「 春彼岸 菩提の種を まく日かな 」
昔から、伝えつづけられた言葉です。深く考えるとチョッと難しい!
でも何とはなしにわかる言葉です。感覚としてというか、本能に響く言葉として。
ここでは、「 菩提 」 を ( ぼだい ) とはよませないで ( さとり )
とふり仮名をつけました。
「 菩提 」 はインドの言葉で ( Bodhi ) ボーディ といいます。
お釈迦さまが悟りを開かれたところの木を 「 菩提樹 」 というように、菩提とは
「 悟りの智慧 」、ということです。
お釈迦さまは、私たちの住んでいるこの迷いの世界を 「 此岸 」( しがん )、
と、そして、悟りの智慧をえた世界を 「 彼岸 」 ( ひがん ) と表現されまし
た。

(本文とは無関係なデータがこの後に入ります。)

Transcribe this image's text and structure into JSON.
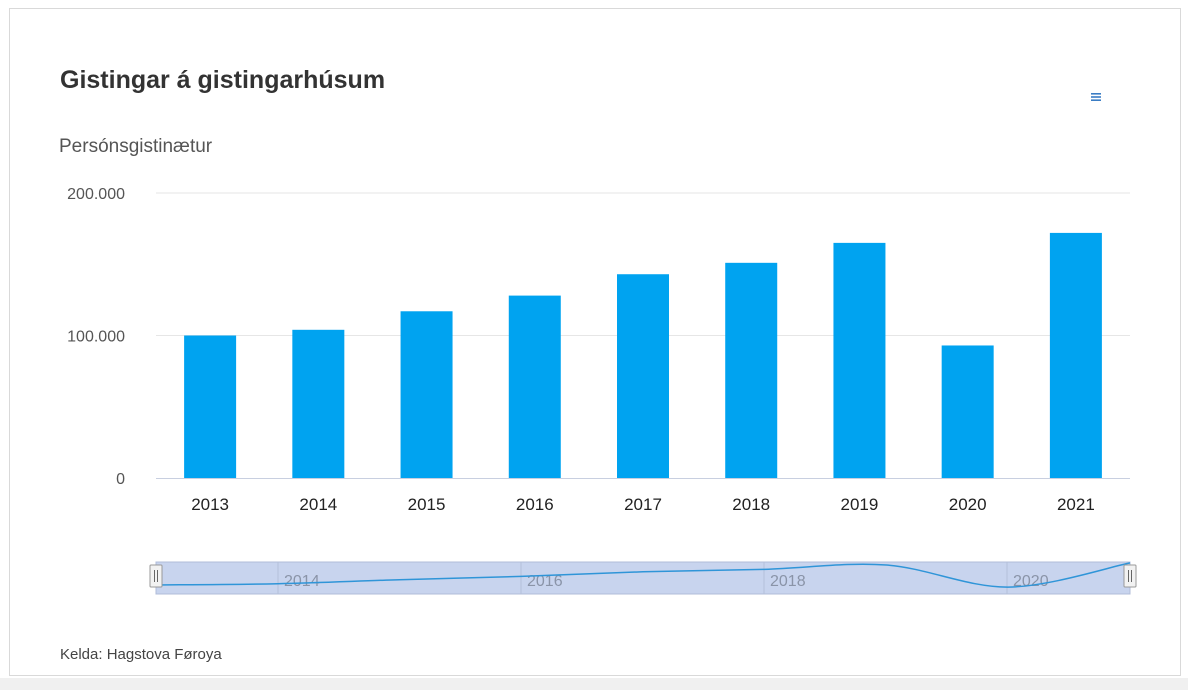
{
  "title": "Gistingar á gistingarhúsum",
  "source": "Kelda: Hagstova Føroya",
  "menu": {
    "icon": "hamburger-menu-icon",
    "color": "#3b7dc4"
  },
  "chart_data": {
    "type": "bar",
    "title": "Gistingar á gistingarhúsum",
    "xlabel": "",
    "ylabel": "Persónsgistinætur",
    "categories": [
      "2013",
      "2014",
      "2015",
      "2016",
      "2017",
      "2018",
      "2019",
      "2020",
      "2021"
    ],
    "values": [
      100000,
      104000,
      117000,
      128000,
      143000,
      151000,
      165000,
      93000,
      172000
    ],
    "ylim": [
      0,
      200000
    ],
    "yticks": [
      0,
      100000,
      200000
    ],
    "ytick_labels": [
      "0",
      "100.000",
      "200.000"
    ],
    "grid": true,
    "legend": "none",
    "bar_color": "#00a3f0",
    "navigator": {
      "labels": [
        "2014",
        "2016",
        "2018",
        "2020"
      ],
      "line_color": "#2f95d8",
      "fill_color": "#c8d4ee"
    }
  }
}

面白い喩えがありますので紹介します。
例えば、蛇とワニと鳥と犬と狐と猿と、その習性を別にする六種の生きものを
捕らえてなわで縛り、そのなわを結び合わせて放つとする。
このとき、この六種の生きものは、それぞれの習性に従って、
おのおのの住かに帰ろうとする。
蛇は塚に、ワニは水に、鳥は空に、犬は村に、狐は野に、猿は森に。
このためにお互いに争い、力のまさったものの方へ、引きずられてゆく。
ちょうどこのたとえのように、人びとは目に見たもの、耳に聞いた声、
鼻にかいだ香り、舌に味わった味、身に触れた感じ、
及び、意に思ったもののために引きずられ、
その中の誘惑のもっとも強いものの方に引きずられてその支配を受ける。
またもし、この六種の生きものを、それを丈夫な大きな柱に縛りつけておくとする。
はじめの間は、生きものたちはそれぞれの住かに帰ろうとするが、
ついには力尽き、その柱のかたわらに疲れて横たわる。
これと同じように、もし、人がその心を修め、その心を鍛錬しておけば、
他の五欲に引かれることはない。
面白い喩えだと思いますが、私たちが生きているのはまさに、この六つの生きものに振
り回されて、生きてるというのが現状ではないでしょうか。
お釈迦さまの別名を 「 調御丈夫 」 ( ちょうごじょうぶ ) とも言います。
チャリオット 御者 のことですね、つまり人間の煩悩に支配されないで、その煩悩を上
手に操っていき、人々を悟りに導いてゆくということで、悟りを開いたお釈迦さまを御者
に例えたのでしょう。
『 彼岸への憧憬 』 といいますか、彼岸の日は、彼岸の世界を心に思い浮かべる。
彼岸へ憧れる、心に彼岸が表れてくるのではないでしょうか。
自分の心に少しブレーキ踏む練習をするのも彼岸の大事な修行の一つだと思います。